When I called the number it was answered with a "hello" and not a company greeting.  Then they had no idea why I was calling because the person who might have called me, (they weren't sure) didn't work in that office, in fact they didn't even work in that state.  So I got transferred.

When I arrived at the new office in the new state, I was once again answered with "hello" and no company greeting.  Apparently I had called a back channel number and was transferred back channel as well. They couldn't even find me in their system on the first 2 attempts.  When they finally did they had no idea why I was calling them.

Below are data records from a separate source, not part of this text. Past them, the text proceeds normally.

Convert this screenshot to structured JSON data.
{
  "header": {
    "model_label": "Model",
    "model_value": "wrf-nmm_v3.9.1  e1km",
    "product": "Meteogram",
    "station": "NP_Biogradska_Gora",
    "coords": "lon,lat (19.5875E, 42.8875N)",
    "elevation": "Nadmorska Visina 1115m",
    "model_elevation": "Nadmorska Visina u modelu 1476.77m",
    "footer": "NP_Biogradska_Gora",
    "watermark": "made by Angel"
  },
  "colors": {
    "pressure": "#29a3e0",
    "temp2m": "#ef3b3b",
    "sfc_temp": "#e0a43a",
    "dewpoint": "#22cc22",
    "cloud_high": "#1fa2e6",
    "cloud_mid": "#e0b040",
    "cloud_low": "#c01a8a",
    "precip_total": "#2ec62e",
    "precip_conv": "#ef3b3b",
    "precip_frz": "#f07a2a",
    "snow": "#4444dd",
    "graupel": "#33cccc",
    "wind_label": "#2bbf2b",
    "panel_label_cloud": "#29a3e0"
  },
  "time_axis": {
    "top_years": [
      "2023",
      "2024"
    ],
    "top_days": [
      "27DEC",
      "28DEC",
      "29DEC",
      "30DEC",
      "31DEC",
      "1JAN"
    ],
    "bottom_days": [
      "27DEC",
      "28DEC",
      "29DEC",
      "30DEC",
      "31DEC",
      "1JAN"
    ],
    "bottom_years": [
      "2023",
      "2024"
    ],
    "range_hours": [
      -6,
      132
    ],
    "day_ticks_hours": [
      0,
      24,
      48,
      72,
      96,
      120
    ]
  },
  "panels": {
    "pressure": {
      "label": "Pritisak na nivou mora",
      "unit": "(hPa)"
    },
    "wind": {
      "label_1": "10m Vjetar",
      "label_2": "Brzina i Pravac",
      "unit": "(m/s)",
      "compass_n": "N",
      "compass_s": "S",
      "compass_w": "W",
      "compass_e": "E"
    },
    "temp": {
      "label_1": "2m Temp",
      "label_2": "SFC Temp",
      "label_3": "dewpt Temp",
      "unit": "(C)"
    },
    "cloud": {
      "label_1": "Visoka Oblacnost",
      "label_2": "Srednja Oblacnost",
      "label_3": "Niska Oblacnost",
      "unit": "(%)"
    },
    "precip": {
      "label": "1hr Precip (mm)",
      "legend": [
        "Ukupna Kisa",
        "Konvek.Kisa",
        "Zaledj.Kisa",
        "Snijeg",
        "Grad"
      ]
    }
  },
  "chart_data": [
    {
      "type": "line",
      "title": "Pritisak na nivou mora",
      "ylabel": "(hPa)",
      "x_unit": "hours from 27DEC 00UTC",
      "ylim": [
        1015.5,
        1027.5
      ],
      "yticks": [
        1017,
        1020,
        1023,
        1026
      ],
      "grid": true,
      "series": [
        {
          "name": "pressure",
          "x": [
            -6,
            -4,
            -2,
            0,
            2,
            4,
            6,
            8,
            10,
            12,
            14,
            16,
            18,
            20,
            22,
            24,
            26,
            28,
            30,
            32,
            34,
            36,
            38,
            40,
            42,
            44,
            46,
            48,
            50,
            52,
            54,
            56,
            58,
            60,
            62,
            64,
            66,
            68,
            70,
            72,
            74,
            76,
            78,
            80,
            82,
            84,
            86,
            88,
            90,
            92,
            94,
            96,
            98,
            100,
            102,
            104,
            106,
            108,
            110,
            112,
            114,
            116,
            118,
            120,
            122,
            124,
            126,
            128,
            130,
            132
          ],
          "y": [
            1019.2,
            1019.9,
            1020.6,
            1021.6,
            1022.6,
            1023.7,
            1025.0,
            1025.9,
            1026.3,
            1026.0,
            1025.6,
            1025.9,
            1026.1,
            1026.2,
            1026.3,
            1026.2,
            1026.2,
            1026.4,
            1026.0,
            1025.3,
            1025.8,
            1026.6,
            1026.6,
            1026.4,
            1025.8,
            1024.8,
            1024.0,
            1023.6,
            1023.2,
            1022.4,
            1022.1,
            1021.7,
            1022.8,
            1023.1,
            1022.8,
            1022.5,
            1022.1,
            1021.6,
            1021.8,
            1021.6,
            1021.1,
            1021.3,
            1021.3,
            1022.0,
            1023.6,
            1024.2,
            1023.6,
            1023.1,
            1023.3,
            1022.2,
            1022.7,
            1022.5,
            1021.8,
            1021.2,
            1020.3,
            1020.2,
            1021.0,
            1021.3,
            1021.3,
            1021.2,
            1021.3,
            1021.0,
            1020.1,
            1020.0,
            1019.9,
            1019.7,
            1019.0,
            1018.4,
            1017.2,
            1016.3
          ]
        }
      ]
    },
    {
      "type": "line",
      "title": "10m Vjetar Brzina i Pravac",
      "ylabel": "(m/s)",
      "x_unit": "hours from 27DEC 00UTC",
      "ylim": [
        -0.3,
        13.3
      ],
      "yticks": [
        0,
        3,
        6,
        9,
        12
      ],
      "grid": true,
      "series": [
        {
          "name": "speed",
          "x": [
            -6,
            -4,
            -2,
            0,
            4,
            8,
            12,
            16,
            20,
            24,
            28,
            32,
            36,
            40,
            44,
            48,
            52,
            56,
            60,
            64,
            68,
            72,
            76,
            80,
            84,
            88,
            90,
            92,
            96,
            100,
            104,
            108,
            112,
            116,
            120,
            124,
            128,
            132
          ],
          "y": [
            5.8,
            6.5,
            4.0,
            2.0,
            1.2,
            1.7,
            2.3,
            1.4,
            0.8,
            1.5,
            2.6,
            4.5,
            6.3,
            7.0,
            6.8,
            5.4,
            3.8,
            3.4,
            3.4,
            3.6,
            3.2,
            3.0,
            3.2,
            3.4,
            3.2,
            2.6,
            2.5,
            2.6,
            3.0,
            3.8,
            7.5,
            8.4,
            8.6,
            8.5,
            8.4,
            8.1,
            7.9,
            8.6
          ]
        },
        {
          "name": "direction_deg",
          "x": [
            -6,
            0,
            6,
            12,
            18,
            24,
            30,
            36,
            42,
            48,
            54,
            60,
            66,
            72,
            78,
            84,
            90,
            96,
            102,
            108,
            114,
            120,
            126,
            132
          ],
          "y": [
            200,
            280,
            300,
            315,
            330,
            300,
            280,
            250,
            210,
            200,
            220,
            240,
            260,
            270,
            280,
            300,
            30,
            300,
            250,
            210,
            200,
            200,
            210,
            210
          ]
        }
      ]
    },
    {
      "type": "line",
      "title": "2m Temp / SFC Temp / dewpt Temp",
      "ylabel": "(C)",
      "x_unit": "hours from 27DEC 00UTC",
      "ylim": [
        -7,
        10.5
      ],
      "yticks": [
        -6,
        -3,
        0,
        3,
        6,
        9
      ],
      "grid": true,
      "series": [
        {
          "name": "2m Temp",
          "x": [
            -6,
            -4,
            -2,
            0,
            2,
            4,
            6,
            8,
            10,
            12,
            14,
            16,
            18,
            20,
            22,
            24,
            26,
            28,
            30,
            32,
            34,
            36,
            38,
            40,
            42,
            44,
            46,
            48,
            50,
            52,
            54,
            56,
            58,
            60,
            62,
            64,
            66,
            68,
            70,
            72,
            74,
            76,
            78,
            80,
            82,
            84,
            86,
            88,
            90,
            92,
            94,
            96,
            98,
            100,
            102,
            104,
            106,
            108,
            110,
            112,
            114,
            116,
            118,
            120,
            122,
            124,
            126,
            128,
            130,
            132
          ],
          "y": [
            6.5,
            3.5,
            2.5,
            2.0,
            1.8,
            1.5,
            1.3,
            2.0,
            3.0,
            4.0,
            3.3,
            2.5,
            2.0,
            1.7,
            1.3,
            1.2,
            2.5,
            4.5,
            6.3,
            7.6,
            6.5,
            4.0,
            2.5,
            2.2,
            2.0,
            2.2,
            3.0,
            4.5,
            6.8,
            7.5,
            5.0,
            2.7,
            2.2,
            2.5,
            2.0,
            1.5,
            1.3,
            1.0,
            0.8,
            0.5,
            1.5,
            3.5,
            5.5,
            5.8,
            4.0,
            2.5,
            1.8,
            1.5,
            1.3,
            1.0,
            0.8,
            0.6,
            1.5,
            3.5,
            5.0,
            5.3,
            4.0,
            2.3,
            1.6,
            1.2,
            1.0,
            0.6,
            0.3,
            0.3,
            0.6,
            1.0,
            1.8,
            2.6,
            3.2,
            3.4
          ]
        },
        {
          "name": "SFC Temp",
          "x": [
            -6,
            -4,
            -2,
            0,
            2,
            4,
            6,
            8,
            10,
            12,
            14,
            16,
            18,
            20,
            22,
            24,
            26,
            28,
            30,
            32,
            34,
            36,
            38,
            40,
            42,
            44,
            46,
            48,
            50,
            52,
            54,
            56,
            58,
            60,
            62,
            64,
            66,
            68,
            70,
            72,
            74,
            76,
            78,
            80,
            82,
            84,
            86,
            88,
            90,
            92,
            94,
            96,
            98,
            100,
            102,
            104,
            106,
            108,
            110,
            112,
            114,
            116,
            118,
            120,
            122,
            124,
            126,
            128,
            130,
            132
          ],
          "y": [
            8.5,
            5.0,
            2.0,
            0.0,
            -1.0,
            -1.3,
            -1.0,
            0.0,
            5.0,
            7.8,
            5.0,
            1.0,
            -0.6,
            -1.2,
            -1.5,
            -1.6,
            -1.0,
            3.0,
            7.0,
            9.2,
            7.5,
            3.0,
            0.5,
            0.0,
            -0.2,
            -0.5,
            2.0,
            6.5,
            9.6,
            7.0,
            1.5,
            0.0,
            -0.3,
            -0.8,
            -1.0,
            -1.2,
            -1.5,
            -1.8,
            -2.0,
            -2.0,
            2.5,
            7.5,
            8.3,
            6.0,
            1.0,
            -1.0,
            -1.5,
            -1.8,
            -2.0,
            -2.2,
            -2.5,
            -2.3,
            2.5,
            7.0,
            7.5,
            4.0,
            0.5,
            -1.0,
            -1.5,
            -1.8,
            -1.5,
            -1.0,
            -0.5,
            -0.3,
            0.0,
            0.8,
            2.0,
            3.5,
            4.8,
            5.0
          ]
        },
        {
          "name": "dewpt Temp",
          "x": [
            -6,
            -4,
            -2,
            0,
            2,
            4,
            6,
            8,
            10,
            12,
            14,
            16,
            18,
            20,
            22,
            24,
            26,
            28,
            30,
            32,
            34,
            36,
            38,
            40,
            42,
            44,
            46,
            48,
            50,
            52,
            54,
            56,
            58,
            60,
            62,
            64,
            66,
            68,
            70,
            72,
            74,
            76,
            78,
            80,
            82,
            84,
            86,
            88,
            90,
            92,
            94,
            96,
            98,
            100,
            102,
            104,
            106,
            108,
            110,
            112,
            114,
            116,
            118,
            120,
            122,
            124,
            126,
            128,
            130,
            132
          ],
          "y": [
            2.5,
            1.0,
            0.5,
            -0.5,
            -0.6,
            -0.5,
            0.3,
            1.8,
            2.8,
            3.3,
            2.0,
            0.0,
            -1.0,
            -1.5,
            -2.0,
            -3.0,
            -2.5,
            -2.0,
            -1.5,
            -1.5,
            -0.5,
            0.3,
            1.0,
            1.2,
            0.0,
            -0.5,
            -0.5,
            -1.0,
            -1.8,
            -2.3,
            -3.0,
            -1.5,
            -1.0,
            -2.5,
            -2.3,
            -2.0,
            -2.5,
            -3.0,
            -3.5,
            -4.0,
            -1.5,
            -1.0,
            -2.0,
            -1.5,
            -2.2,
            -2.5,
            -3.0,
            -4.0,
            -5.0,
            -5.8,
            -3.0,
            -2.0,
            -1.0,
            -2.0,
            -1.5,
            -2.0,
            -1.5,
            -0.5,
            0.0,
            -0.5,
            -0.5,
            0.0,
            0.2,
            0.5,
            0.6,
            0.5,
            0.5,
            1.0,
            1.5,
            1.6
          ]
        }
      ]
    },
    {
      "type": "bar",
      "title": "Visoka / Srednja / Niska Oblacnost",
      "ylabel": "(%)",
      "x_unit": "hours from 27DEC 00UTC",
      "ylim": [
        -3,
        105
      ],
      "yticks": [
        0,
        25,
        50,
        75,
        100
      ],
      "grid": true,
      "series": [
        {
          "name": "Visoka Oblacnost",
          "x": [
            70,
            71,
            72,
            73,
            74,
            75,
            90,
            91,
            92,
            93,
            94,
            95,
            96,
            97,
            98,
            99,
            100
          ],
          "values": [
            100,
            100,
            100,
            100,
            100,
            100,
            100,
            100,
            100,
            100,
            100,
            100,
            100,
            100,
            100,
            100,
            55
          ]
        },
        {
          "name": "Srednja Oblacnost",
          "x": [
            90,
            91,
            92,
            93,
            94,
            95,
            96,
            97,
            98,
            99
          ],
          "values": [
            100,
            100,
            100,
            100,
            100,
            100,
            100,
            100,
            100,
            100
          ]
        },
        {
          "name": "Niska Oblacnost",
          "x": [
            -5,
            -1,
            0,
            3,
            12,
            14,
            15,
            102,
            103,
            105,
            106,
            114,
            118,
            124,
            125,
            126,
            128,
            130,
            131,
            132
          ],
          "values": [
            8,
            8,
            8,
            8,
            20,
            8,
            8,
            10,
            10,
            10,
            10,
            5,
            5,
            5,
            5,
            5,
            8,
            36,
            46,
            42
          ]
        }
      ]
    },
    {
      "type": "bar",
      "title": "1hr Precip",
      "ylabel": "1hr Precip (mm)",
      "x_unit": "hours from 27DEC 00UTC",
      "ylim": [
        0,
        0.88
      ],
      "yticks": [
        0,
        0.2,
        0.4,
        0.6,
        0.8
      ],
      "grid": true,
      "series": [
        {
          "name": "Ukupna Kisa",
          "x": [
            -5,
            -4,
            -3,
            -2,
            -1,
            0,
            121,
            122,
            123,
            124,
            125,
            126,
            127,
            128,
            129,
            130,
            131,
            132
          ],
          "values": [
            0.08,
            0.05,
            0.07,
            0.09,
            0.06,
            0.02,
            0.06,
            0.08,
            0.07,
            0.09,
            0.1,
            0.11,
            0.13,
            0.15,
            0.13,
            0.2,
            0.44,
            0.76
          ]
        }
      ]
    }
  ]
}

There were no notes, no indication of a call and no reason for me to have been contacted.

So what did they do?  They transferred me to a person who would review my son's account and recent medical treatment.  Why in the world would I want them to do that?  I felt tricked into calling the insurance company to trigger a review of the services they were already paying for.  Were they crazy?

So what did I do?  I did what any other sane person would do.  I hung up during yet another phone transfer.  I figure if they really want to review the case they will call me back.  But if they are as professional the next time, they likely won't even know why they are calling me.

So here we are at the patience part.  I H-A-T-E being stuck at the mercy of others.  I was reminded of that again this week.  Who enjoys wondering what their fate will be?  Having some random person, who doesn't really care about you or your family hit a magical little button on a computer screen which can either pay or decline your medical coverage is horrible.  It is hard not to yell and scream in frustration when they confuse simple issues.

I have children, and I still think the insurance company teaches me more patience than they do.  My kids at least look me in the eyes and know when they have screwed up.

So here is my message to all the insurance companies out there.  AAAAARRRRRGGGHHHH!  Yes, that is all.

Tuesday, June 1, 2010

The Circle of Life Rotates Once Again

Every year at about this time I am reminded of the circle of life.  Most people probably have these feelings around New Year's, but for me it is when the school year ends and we move our kids onto the next section of their lives.

If you look back you will realize the memories you have are divided into school years, not calendar years.  You associate haircuts with school pictures, you remembers friends with classroom teachers and you remember vacations as the void in between.

Right now my son is transitioning out of school and into the wild and crazy world of summer vacation.  He has 10 weeks of activities, trips, projects and fun to look forward to.  As a parent I have 10 weeks of activities, trips, projects and fun to plan. (Can anyone say summer school?)

As I pack up his mementos from last school year and preserve his art for embarrassing teenage moments, I am reminded that parents all over the world participate in this same ritual.  We watch our children grow, we watch them change, and we gently nudge them forward.  The circle of their lives continues...and the circle of mine is enriched.